Daily job count is currently in the low thousands but that is steadily increasing.

Carolanne Fougerat · ‎10-16-2013

Thanks for your response - I agree that a Citrix or RDP/Remote App solution is better than a remote CM given that CM and Master communicatino latency will be an issue. We are also telling that to our regional folks. And apparently a third CM is not recommended anyway.

jpforums2 · ‎10-22-2013

We have master and client manager on one datacenter, but we are planning to install second client manager on a different datacenter. Did any one of you have this kind of set up? How is the performance? I assume the users on the remote datacenter should not have any performance issues as they have a separate client manager there. But I'm not sure if master and client manager sync latencies might cause performance issues. Please share your experiences and any recommendations.

John

Carolanne Fougerat · ‎10-24-2013

Since we are already seeing sync issues on two CMs with everything just set up in 1 datacenter in our DEV instance where there are a lot of users in the system- its quite a challenge for us to know what will happen when one of the CM is on another datacenter. There may also be issues inherent to having more than one CM that we are also trying to understand from Cisco support since they are head scratchers.

We have the two CMs on two datacenters setup (in my PRD upgrade practice instance - but since that instance is a copy of my 5.3 PRD database, I had to disable all jobs and queie and agents). GUI navigation seems OK on both CM, but then again I am the only one using that instance and there is no job activity.

I will let you know once we conclude our DR testing but again, this multi DR setup is not supported by Tidal and what may work or not work for us will be different for your site.

jpforums2 · ‎10-24-2013

Regarding the sync issues between the 2 CMs in one datacenter, If you have not done already, you might check if you have your load balanacer session persistence set to "sticky"

John

Carolanne Fougerat · ‎10-25-2013

'sticky sessions' is in fact the only guidance I could give our network folk when setting up the load balancing. That is definitely a requirement - I was asking support if they had more information but they don't make it available. Are you using Cisco GSS or another load balancer? Were there any other configurations that you had to do?

I am currently working with network team on the Maintenance site redirect - for when webservers are down so that users don't just get a 404 error - so that they atleast get more information on the downtime and when to expect system to be available again.

Also on ways to make a webserver/CM not part of loadbalancer even when its up if we yank out a custom file that load balancer can't access via HTTP. This then can help us access webserver as admins but not allow users in during troubleshooting etc.

Do you get the RPC error a lot regardless of whether its IE or FireFox?
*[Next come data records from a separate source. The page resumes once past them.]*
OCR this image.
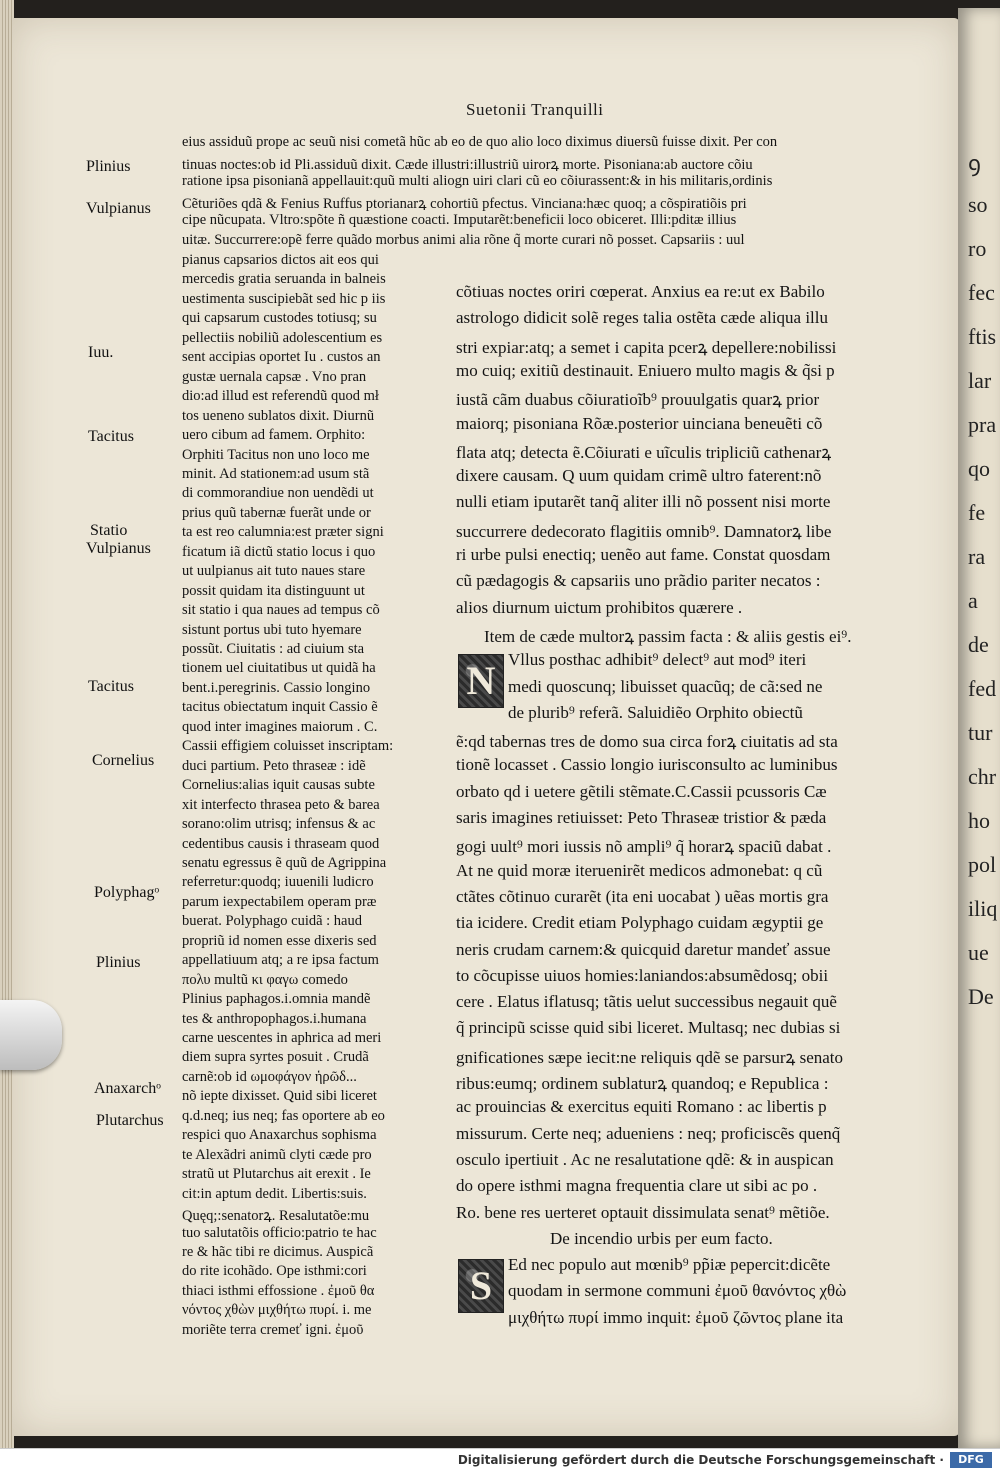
ꝯ
so
ro
fec
ftis
lar
pra
qo
fe
ra
a
de
fed
tur
chr
ho
pol
iliq
ue
De
Suetonii Tranquilli
Plinius
Vulpianus
Iuu.
Tacitus
Statio
Vulpianus
Tacitus
Cornelius
Polyphagᵒ
Plinius
Anaxarchᵒ
Plutarchus
eius assiduũ prope ac seuũ nisi cometã hũc ab eo de quo alio loco diximus diuersũ fuisse dixit. Per con
tinuas noctes:ob id Pli.assiduũ dixit. Cæde illustri:illustriũ uirorꝝ morte. Pisoniana:ab auctore cõiu
ratione ipsa pisonianã appellauit:quũ multi aliogn uiri clari cũ eo cõiurassent:& in his militaris,ordinis
Cẽturiões qdã & Fenius Ruffus ptorianarꝝ cohortiũ pfectus. Vinciana:hæc quoq; a cõspiratiõis pri
cipe nũcupata. Vltro:spõte ñ quæstione coacti. Imputarẽt:beneficii loco obiceret. Illi:pditæ illius
uitæ. Succurrere:opẽ ferre quãdo morbus animi alia rõne q̃ morte curari nõ posset. Capsariis : uul
pianus capsarios dictos ait eos qui
mercedis gratia seruanda in balneis
uestimenta suscipiebãt sed hic p iis
qui capsarum custodes totiusq; su
pellectiis nobiliũ adolescentium es
sent accipias oportet Iu . custos an
gustæ uernala capsæ . Vno pran
dio:ad illud est referendũ quod mł
tos ueneno sublatos dixit. Diurnũ
uero cibum ad famem. Orphito:
Orphiti Tacitus non uno loco me
minit. Ad stationem:ad usum stã
di commorandiue non uendẽdi ut
prius quũ tabernæ fuerãt unde or
ta est reo calumnia:est præter signi
ficatum iã dictũ statio locus i quo
ut uulpianus ait tuto naues stare
possit quidam ita distinguunt ut
sit statio i qua naues ad tempus cõ
sistunt portus ubi tuto hyemare
possũt. Ciuitatis : ad ciuium sta
tionem uel ciuitatibus ut quidã ha
bent.i.peregrinis. Cassio longino
tacitus obiectatum inquit Cassio ẽ
quod inter imagines maiorum . C.
Cassii effigiem coluisset inscriptam:
duci partium. Peto thraseæ : idẽ
Cornelius:alias iquit causas subte
xit interfecto thrasea peto & barea
sorano:olim utrisq; infensus & ac
cedentibus causis i thraseam quod
senatu egressus ẽ quũ de Agrippina
referretur:quodq; iuuenili ludicro
parum iexpectabilem operam præ
buerat. Polyphago cuidã : haud
propriũ id nomen esse dixeris sed
appellatiuum atq; a re ipsa factum
πολυ multũ κι φαγω comedo
Plinius paphagos.i.omnia mandẽ
tes & anthropophagos.i.humana
carne uescentes in aphrica ad meri
diem supra syrtes posuit . Crudã
carnẽ:ob id ωμοφάγον ἡρῶδ...
nõ iepte dixisset. Quid sibi liceret
q.d.neq; ius neq; fas oportere ab eo
respici quo Anaxarchus sophisma
te Alexãdri animũ clyti cæde pro
stratũ ut Plutarchus ait erexit . Ie
cit:in aptum dedit. Libertis:suis.
Quęq;:senatorꝝ. Resalutatõe:mu
tuo salutatõis officio:patrio te hac
re & hãc tibi re dicimus. Auspicã
do rite icohãdo. Ope isthmi:cori
thiaci isthmi effossione . ἐμοῦ θα
νόντος χθὼν μιχθήτω πυρί. i. me
moriẽte terra cremeť igni. ἐμοῦ
cõtiuas noctes oriri cœperat. Anxius ea re:ut ex Babilo
astrologo didicit solẽ reges talia ostẽta cæde aliqua illu
stri expiar:atq; a semet i capita pcerꝝ depellere:nobilissi
mo cuiq; exitiũ destinauit. Eniuero multo magis & q̃si p
iustã cãm duabus cõiuratioĩb⁹ prouulgatis quarꝝ prior
maiorq; pisoniana Rõæ.posterior uinciana beneuẽti cõ
flata atq; detecta ẽ.Cõiurati e uĩculis tripliciũ cathenarꝝ
dixere causam. Q uum quidam crimẽ ultro faterent:nõ
nulli etiam iputarẽt tanq̃ aliter illi nõ possent nisi morte
succurrere dedecorato flagitiis omnib⁹. Damnatorꝝ libe
ri urbe pulsi enectiq; uenẽo aut fame. Constat quosdam
cũ pædagogis & capsariis uno prãdio pariter necatos :
alios diurnum uictum prohibitos quærere .
Item de cæde multorꝝ passim facta : & aliis gestis ei⁹.
N Vllus posthac adhibit⁹ delect⁹ aut mod⁹ iteri
medi quoscunq; libuisset quacũq; de cã:sed ne
de plurib⁹ referã. Saluidiẽo Orphito obiectũ
ẽ:qd tabernas tres de domo sua circa forꝝ ciuitatis ad sta
tionẽ locasset . Cassio longio iurisconsulto ac luminibus
orbato qd i uetere gẽtili stẽmate.C.Cassii pcussoris Cæ
saris imagines retiuisset: Peto Thraseæ tristior & pæda
gogi uult⁹ mori iussis nõ ampli⁹ q̃ horarꝝ spaciũ dabat .
At ne quid moræ iteruenirẽt medicos admonebat: q cũ
ctãtes cõtinuo curarẽt (ita eni uocabat ) uẽas mortis gra
tia icidere. Credit etiam Polyphago cuidam ægyptii ge
neris crudam carnem:& quicquid daretur mandeť assue
to cõcupisse uiuos homies:laniandos:absumẽdosq; obii
cere . Elatus iflatusq; tãtis uelut successibus negauit quẽ
q̃ principũ scisse quid sibi liceret. Multasq; nec dubias si
gnificationes sæpe iecit:ne reliquis qdẽ se parsurꝝ senato
ribus:eumq; ordinem sublaturꝝ quandoq; e Republica :
ac prouincias & exercitus equiti Romano : ac libertis p
missurum. Certe neq; adueniens : neq; proficiscẽs quenq̃
osculo ipertiuit . Ac ne resalutatione qdẽ: & in auspican
do opere isthmi magna frequentia clare ut sibi ac po .
Ro. bene res uerteret optauit dissimulata senat⁹ mẽtiõe.
De incendio urbis per eum facto.
S Ed nec populo aut mœnib⁹ pp̃iæ pepercit:dicẽte
quodam in sermone communi ἐμοῦ θανόντος χθὼ
μιχθήτω πυρί immo inquit: ἐμοῦ ζῶντος plane ita
Digitalisierung gefördert durch die Deutsche Forschungsgemeinschaft ·	DFG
Carolanne Fougerat · ‎10-25-2013

The sync issues I was talking about when these very rare instances when one CM doesn't show all the compile days that the other does. Also is your DSP named the same on both CMs? We actually tried it both ways, first naming them differently so that users can wasily tell which one they were on for troubleshooting - but that makes load balancing not work on sacmd etc.

jpforums2 · ‎10-25-2013

We observed some other sync issues in the job output log, even though the session was set to sticky. We then realized that the property for session persistence configuration was not enabled for Java, and was enabled for only ASP pages. when we set the property enabled for Java, the other sync issues we observed were resolved. As we are not into rigorous testing yet, I have not encountered other issues like missing the compile days on CM etc. We are waiting on a patch for a bug fix from Cisco, Once it is applied, I will start testing again.

Yes, we are noticing the RPC call failed messages regardless of IE or firefox.